Nearly all cases were down to children being exploited by adults and persuaded to carry items such as drugs or weapons

Loulla-Mae Eleftheriou-Smith
Sunday 15 March 2015 09:36 EDT
Police said the children should be treated as 'vulnerable'
Police said the children should be treated as 'vulnerable' (Getty Images)

Police have used stop and search powers on nearly 300 children under the age of five in the space of just five years, it has been reported.

Freedom of information requests made by The Sunday Times show the powers, which allow police to stop and search anyone they believe are carrying illegal drugs, weapons, stolen property or something which could be used to commit a crime, had been used on 182 children aged under five in London alone.

The police stressed that in nearly all cases recorded of toddlers being targeted under the powers they believed the children had been “exploited by an adult,” where the child had been persuaded to hide items on behalf of an adult, and that these children should be treated as vulnerable, rather than as criminals.
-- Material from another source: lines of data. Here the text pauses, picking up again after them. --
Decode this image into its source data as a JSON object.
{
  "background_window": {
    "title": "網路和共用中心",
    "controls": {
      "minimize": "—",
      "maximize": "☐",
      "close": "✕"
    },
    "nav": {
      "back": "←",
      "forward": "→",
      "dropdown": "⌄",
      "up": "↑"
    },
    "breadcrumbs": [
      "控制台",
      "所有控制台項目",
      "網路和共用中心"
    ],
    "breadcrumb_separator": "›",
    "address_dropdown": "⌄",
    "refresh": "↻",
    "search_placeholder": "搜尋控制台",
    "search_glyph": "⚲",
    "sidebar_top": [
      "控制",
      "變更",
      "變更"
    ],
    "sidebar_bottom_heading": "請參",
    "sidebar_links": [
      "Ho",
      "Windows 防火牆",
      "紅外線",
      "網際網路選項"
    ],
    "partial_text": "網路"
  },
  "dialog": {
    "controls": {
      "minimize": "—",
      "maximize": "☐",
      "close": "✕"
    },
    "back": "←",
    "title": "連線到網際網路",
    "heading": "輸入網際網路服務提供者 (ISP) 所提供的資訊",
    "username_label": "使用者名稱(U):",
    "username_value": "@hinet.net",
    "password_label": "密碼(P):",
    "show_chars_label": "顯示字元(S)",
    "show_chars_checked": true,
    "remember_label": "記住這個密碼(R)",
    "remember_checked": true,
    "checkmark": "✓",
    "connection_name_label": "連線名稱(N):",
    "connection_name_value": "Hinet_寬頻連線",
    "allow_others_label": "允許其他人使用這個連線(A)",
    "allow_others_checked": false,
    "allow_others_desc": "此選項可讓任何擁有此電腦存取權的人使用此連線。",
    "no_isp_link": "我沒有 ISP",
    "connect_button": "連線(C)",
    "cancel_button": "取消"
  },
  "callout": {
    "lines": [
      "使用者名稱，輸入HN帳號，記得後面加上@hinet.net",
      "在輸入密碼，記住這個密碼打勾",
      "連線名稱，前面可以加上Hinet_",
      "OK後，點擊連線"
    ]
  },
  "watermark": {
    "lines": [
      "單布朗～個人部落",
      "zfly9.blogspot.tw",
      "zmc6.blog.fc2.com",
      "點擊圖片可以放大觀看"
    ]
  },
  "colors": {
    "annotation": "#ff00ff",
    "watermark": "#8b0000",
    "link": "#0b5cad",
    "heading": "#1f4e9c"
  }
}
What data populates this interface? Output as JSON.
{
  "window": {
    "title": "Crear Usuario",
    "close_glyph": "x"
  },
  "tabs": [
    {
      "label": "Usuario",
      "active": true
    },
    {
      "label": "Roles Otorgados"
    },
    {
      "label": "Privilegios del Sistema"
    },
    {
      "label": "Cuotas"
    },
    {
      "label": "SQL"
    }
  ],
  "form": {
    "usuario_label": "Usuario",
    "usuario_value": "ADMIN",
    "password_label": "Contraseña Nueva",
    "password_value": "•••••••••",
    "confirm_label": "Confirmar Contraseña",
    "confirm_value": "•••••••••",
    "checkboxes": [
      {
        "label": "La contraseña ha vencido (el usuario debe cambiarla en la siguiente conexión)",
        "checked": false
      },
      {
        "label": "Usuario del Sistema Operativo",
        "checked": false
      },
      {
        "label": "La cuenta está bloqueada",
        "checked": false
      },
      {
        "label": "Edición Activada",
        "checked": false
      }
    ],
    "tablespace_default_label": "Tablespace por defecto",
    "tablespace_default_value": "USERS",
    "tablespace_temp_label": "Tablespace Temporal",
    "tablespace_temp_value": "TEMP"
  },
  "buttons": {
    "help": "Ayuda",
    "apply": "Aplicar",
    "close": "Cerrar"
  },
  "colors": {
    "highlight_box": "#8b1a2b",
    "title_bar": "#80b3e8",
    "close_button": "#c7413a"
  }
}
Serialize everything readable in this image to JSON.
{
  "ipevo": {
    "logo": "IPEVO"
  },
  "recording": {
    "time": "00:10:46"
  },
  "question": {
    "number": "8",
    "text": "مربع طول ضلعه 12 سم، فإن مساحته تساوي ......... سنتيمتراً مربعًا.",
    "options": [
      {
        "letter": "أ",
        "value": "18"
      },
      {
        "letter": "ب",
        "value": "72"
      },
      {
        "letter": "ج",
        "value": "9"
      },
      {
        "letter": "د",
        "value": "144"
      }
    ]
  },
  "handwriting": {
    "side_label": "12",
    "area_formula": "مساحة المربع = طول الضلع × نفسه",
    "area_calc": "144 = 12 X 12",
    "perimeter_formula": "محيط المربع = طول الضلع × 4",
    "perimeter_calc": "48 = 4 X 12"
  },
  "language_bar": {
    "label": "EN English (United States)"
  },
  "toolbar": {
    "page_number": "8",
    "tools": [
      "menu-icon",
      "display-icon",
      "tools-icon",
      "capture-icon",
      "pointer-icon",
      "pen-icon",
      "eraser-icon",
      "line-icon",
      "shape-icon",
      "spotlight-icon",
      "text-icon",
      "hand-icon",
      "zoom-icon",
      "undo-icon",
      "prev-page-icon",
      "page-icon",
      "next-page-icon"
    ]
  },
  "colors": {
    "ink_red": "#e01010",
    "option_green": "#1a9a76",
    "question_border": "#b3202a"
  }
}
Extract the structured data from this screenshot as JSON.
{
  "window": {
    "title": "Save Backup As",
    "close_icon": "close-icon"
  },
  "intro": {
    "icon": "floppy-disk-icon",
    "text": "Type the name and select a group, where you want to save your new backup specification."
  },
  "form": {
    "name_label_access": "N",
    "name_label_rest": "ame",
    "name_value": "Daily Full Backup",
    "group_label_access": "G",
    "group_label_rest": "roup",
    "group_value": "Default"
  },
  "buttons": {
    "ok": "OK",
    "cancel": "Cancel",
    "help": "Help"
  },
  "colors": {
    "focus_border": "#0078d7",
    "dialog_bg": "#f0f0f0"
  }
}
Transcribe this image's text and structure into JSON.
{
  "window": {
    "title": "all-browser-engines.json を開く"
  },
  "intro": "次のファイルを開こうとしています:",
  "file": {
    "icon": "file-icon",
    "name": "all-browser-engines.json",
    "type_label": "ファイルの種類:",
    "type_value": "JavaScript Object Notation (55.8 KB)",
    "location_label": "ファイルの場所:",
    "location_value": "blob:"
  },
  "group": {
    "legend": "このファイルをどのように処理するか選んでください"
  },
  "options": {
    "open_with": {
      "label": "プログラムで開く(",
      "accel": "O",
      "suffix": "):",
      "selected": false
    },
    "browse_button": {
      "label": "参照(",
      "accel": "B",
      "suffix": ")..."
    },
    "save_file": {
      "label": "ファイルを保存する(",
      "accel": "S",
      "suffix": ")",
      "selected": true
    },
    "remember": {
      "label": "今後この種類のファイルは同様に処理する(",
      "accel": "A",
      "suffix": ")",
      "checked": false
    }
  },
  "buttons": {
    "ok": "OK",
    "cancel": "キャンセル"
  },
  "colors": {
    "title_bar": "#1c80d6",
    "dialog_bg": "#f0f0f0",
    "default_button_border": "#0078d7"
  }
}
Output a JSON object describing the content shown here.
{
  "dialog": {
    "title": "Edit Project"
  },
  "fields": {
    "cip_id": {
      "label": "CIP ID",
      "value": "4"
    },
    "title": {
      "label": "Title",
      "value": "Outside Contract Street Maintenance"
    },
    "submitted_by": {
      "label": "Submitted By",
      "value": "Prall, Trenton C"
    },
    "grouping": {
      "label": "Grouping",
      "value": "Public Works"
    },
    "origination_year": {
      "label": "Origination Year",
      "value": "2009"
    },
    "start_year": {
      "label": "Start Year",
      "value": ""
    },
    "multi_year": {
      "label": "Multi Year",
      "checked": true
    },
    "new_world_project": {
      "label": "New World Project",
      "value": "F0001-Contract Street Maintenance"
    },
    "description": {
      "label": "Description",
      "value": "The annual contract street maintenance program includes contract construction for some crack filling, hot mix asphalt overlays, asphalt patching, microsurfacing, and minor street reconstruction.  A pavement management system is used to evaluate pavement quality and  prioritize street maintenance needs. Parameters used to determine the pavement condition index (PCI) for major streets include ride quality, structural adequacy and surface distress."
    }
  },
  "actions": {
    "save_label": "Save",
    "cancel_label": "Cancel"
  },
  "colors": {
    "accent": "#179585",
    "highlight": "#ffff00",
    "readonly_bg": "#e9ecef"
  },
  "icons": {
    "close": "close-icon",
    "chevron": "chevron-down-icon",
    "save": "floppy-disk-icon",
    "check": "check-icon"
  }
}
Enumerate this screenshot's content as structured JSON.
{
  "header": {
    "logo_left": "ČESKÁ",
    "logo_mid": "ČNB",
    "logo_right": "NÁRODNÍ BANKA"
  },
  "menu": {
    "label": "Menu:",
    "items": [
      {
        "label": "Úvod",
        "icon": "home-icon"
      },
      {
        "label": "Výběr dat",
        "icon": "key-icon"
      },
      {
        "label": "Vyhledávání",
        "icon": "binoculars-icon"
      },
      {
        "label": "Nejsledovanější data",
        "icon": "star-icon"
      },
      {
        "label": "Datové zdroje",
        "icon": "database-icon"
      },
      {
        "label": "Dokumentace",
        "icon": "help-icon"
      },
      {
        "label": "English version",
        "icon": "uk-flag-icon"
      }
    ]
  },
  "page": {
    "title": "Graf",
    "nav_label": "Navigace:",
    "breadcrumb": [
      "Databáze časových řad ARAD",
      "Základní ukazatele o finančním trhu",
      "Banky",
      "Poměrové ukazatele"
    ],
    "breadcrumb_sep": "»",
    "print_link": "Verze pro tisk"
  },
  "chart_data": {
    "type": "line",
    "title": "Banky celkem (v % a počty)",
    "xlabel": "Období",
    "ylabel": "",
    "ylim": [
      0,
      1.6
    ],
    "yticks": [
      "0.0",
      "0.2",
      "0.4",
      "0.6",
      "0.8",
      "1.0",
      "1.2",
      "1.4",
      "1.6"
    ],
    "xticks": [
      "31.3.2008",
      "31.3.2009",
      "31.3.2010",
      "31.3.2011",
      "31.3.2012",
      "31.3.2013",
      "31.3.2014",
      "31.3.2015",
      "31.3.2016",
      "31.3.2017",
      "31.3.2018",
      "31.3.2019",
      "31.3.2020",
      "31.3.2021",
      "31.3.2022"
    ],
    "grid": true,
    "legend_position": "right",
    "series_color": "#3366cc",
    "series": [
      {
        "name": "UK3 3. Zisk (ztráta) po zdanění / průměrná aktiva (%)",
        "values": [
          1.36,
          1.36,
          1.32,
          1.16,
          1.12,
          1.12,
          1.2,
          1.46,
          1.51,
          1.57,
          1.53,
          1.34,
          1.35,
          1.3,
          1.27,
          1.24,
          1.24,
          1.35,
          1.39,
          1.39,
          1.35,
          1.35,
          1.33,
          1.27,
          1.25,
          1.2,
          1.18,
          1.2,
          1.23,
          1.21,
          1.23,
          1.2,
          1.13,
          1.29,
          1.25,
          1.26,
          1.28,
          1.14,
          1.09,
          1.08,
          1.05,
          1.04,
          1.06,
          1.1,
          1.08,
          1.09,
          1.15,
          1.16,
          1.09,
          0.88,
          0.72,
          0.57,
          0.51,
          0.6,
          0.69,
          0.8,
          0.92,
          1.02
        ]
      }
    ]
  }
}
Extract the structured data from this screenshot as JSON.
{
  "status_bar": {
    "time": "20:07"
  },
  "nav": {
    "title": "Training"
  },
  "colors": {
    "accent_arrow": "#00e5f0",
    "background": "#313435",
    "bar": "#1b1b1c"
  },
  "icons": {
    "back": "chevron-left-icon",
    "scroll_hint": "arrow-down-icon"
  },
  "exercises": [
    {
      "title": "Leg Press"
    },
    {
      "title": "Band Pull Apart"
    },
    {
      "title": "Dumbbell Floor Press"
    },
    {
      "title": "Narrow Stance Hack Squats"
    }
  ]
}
The controversial orders have been long been criticised amid claims the powers are routinely abused. In 2013 a quarter of all stop and searches were deemed to be unlawful, while in 2010 almost 17,000 drug searches were carried out on people under the age of 15.

Greater Manchester Police had the second highest rate of stop and search use against under-fives, with 45 cases recorded, the paper reported.

In total, 610 children under the age of 10 – and below the age of criminality - were searched under the powers across the country’s police forces.

Scotland Yard told the Sunday Times: “The searching of children under 10 represents an extremely small percentage of the Metropolitan police service’s total stop and search activity: 0.02 per cent in 2013 – 2014.

“In many cases, the young person has been exploited by an adult and persuaded to carry or conceal items on their behalf. In such cases the child would be considered to be vulnerable and in need of protection rather than dealt with under the criminal code.”